The study, published in the December issue of the Annals of Neurology, showed that patients with relapsing multiple sclerosis were almost 50 percent less likely to worsen cognitively compared with those who did not receive the drug Avonex.
Most patients have the relapsing form of MS characterized by irregular cycles of attacks followed by periods of remission. There is no cure for MS, but Avonex is one of a relatively new group of drugs on the market to slow progression of physical symptoms.
In the study, the drug appeared also to be most effective in slowing decline of a patients' ability to focus, sustain and shift attention, particularly when information was presented rapidly; and it decreased the chances of decline in a patients' ability to learn information and remember it later.
Multiple sclerosis is a chronic, often disabling disease of the central nervous system that interferes with the brain's ability to send and receive messages.
It is thought to be caused by an immune system reaction in which the body's defense system mistakenly attacks the insulation around nerve cells and is replaced by scar tissue. The scar tissue can block or distort nerve signals. Cognitive dysfunction occurs when MS damages certain areas of the brain, scientists say.
Twice as many women as men develop MS, and most often it affects people between the ages of 20 and 40. An estimated 400,000 Americans have multiple sclerosis, about 5,600 of them in Oregon and Clark County, Wash., according to the National Multiple Sclerosis Society, Oregon Chapter.
Cognitive impairment is subtle, and that is probably why it is more likely to be noticed by health professionals who treat a large number of MS patients than by physicians who see an occasional MS patient, said Muriel D. Lezak, OHSU professor of neurology who led the behavioral, social and cognitive measurements part of the Avonex study.
"These patients have difficulty keeping in mind two things at once," Lezak said. "They can do one thing at a time well. If they do it in a quiet room with no interruptions, it may get missed by physicians" who aren't familiar with cognitive symptoms of the disease.
Sometimes patients have to lead the way in informing physicians of their cognitive problems, but many are intimidated and ashamed because they feel they are getting stupid, said Lance Christian, a social worker and program coordinator for the National Multiple Sclerosis Society, Oregon Chapter.
"When I talk to people I like to emphasize it is not that their intelligence is decreasing, it is just that the brain is becoming more inefficient in terms of processing," Christian said.
Cognitive dysfunction can create many difficulties for MS patients and their families, but health professionals at the OHSU program and the National Multiple Sclerosis Society, Oregon Chapter, recommend some general coping strategies.
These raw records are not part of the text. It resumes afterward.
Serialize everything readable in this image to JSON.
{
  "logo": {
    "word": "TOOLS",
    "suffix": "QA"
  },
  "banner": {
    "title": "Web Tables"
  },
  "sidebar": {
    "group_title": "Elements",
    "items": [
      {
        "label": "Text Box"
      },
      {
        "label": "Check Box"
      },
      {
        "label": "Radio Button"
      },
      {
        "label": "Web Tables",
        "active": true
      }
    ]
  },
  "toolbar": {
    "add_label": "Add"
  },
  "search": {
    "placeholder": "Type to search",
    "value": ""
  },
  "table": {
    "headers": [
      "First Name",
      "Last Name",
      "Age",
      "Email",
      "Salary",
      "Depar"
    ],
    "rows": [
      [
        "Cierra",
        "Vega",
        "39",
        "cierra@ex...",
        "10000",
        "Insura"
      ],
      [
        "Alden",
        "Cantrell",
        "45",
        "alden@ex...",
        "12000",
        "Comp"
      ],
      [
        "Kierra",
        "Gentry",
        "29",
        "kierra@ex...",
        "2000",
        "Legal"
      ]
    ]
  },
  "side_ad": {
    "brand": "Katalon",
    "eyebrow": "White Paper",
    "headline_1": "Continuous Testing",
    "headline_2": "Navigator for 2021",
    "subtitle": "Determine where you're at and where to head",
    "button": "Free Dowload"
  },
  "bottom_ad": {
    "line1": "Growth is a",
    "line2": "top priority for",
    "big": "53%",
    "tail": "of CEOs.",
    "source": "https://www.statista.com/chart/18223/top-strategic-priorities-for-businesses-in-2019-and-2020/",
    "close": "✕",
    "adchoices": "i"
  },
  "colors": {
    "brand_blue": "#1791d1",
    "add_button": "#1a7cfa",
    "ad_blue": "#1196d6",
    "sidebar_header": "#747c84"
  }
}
They include:
He considers himself fortunate that his cognitive deficits are few, so far, compared with some MS patients he meets in his support group, where he is a co-facilitator.
"They forget to turn the stove off; forget they left something in the oven. I have never had those problems," Harris said.
But a lot of people with MS will drive down the road and suddenly have to pull over because they forgot where they are or where they are going, he said.
Harris has not had that happen to him.
"I can take care
of my kids. I'm still able to drive."